The fossilized remains of a sea creature that lived approximately 180 million years ago during the Jurassic Period was discovered by nature reserve workers in the U.K.
In the Rutland Water Nature Reserve near Leicester, the workers found a 32-foot skeleton of an ichthyosaur, which is known informally as a “sea dragon.”
The Leicester and Rutland Wildlife Trust said Monday that the fossilized remains comprise the “biggest and most complete skeleton of its kind found to date in the U.K.”

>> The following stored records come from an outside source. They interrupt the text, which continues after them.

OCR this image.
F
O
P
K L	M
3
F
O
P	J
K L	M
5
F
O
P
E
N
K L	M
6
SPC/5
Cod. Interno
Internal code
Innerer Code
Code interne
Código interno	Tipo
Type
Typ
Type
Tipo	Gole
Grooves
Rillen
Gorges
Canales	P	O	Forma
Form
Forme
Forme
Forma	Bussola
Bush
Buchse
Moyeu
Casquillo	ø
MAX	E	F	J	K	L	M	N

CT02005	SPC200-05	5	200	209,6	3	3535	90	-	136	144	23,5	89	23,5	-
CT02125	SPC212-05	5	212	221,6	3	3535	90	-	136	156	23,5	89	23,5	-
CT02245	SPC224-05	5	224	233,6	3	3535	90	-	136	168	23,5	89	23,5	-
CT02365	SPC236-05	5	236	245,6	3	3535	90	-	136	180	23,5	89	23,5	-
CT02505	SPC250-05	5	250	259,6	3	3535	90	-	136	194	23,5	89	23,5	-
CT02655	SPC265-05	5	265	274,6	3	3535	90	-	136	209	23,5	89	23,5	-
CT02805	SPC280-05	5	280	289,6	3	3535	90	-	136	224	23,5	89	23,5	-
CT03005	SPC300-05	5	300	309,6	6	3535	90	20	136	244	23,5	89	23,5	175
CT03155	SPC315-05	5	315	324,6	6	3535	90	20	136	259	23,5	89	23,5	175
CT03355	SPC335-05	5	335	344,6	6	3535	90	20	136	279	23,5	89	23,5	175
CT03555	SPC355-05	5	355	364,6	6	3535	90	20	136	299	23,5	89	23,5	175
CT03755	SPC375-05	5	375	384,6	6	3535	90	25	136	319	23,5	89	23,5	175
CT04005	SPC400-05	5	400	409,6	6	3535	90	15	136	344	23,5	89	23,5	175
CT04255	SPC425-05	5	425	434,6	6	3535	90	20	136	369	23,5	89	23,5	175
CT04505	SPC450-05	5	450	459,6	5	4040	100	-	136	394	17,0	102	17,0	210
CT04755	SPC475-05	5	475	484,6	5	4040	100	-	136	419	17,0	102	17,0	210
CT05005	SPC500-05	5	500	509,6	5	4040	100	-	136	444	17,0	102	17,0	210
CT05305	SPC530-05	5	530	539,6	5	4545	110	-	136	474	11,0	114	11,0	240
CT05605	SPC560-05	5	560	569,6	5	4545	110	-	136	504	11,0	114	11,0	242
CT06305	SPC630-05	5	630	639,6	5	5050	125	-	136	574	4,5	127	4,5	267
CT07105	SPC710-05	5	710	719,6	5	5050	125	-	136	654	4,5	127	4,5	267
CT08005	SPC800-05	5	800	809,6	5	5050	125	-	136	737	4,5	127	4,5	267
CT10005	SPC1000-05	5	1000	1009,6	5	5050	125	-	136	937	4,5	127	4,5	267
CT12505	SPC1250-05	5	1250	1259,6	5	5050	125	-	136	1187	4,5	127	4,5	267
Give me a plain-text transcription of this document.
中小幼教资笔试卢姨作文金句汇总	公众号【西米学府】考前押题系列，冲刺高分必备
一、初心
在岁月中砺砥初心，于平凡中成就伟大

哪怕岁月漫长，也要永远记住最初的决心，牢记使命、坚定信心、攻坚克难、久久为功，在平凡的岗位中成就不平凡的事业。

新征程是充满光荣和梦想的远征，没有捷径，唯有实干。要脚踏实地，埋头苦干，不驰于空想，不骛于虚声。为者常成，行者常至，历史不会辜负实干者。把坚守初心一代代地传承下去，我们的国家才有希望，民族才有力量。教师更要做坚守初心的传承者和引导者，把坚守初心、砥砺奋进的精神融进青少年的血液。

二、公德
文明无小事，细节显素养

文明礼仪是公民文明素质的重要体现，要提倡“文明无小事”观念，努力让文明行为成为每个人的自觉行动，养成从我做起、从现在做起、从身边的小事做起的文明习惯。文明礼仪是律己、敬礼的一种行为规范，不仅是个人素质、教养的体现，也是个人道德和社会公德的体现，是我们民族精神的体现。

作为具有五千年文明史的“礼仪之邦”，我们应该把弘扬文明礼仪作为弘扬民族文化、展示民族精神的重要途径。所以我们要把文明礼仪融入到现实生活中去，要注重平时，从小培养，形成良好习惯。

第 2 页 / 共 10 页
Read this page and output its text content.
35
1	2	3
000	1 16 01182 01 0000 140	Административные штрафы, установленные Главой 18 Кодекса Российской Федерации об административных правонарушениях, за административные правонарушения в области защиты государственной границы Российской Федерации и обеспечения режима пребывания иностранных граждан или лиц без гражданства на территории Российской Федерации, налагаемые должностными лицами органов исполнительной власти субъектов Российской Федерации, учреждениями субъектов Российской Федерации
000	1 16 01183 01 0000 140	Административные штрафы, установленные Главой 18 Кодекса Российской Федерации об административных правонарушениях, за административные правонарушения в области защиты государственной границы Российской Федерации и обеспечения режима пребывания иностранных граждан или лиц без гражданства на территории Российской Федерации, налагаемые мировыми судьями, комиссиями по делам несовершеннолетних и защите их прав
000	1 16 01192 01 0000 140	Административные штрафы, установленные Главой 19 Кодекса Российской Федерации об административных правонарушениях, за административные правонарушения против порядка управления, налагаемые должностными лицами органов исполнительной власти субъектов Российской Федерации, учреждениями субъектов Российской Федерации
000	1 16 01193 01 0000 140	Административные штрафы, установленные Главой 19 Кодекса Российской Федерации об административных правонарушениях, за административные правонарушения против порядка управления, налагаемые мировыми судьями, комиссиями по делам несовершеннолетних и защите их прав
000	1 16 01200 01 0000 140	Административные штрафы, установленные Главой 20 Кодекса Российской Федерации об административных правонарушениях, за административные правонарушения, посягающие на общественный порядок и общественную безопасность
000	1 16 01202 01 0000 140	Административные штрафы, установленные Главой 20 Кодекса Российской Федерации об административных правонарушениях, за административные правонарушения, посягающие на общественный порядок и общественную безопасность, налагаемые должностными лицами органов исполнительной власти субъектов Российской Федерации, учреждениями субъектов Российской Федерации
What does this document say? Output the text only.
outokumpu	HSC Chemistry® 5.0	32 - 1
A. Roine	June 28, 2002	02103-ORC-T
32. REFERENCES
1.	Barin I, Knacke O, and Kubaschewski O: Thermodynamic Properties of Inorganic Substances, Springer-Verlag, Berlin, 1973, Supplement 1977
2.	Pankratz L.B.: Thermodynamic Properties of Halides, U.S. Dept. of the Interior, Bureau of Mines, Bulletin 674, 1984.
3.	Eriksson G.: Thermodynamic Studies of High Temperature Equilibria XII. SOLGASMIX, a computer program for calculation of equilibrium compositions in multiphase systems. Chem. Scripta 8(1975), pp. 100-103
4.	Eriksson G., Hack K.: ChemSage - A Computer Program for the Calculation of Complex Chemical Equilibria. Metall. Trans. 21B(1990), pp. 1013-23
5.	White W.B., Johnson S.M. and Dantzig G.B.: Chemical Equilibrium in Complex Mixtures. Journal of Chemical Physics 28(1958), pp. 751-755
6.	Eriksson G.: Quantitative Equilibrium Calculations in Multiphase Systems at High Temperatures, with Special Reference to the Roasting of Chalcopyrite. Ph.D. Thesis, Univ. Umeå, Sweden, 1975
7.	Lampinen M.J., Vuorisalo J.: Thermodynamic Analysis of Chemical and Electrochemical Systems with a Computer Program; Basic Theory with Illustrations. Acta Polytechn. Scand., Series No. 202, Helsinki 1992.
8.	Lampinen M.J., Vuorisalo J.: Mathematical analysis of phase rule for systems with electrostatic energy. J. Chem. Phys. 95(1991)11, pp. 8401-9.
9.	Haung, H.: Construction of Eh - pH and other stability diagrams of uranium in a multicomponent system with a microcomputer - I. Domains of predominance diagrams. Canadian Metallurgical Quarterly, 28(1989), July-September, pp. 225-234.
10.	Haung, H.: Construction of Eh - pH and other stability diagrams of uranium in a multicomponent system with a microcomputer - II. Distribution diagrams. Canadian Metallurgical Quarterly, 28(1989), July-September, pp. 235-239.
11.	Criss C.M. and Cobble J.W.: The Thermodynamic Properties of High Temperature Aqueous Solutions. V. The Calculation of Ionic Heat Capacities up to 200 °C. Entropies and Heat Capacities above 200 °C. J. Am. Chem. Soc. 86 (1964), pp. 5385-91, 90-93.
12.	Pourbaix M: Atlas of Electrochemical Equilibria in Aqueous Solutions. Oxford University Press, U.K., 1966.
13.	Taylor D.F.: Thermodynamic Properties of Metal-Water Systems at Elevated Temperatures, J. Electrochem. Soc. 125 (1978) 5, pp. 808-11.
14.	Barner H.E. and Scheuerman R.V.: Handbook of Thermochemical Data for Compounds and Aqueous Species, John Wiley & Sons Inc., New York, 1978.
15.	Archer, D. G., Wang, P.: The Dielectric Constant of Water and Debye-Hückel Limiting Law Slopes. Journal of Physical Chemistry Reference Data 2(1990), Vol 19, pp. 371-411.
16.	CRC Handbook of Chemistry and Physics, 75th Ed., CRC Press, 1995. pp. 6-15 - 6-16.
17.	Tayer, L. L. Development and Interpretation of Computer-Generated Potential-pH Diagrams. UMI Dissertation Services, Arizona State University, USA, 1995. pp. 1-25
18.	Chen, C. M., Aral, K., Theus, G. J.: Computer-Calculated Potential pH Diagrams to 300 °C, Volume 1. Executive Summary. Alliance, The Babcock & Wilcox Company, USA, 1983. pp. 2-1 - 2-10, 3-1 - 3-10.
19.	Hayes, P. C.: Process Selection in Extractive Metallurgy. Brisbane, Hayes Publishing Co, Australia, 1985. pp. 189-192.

Rutland Water Conservation team leader Joe Davis discovered the skeleton last year during a routine draining of the lagoon island for re-landscaping. Davis originally thought that it was organic “clay pipes” sticking out of the mud, but he and Reserves Officer Paul Trevor saw that they looked more like vertebrae upon closer inspection.
According to Wildlife Trust, Davis said, “We followed what indisputably looked like a spine and Paul discovered something further along that could have been a jawbone. I couldn’t quite believe it.”
The ichthyosaur first appeared approximately 250 million years ago and went extinct about 90 million years ago. It resembled a dolphin in appearance, ranged from 3 to 82 feet in length and was an apex predator, meaning that it was on top of the food chain.
Paleontologists excavated the skeleton between August and September 2021. It is believed to be the first ichthyosaur of its species, Temnodontosaurus triconodon, found in the U.K.
The skeleton is currently being studied and conserved in Shropshire and will eventually be returned to Rutland to be displayed permanently. Academic papers will be published in the future as well, Wildlife Trust reports.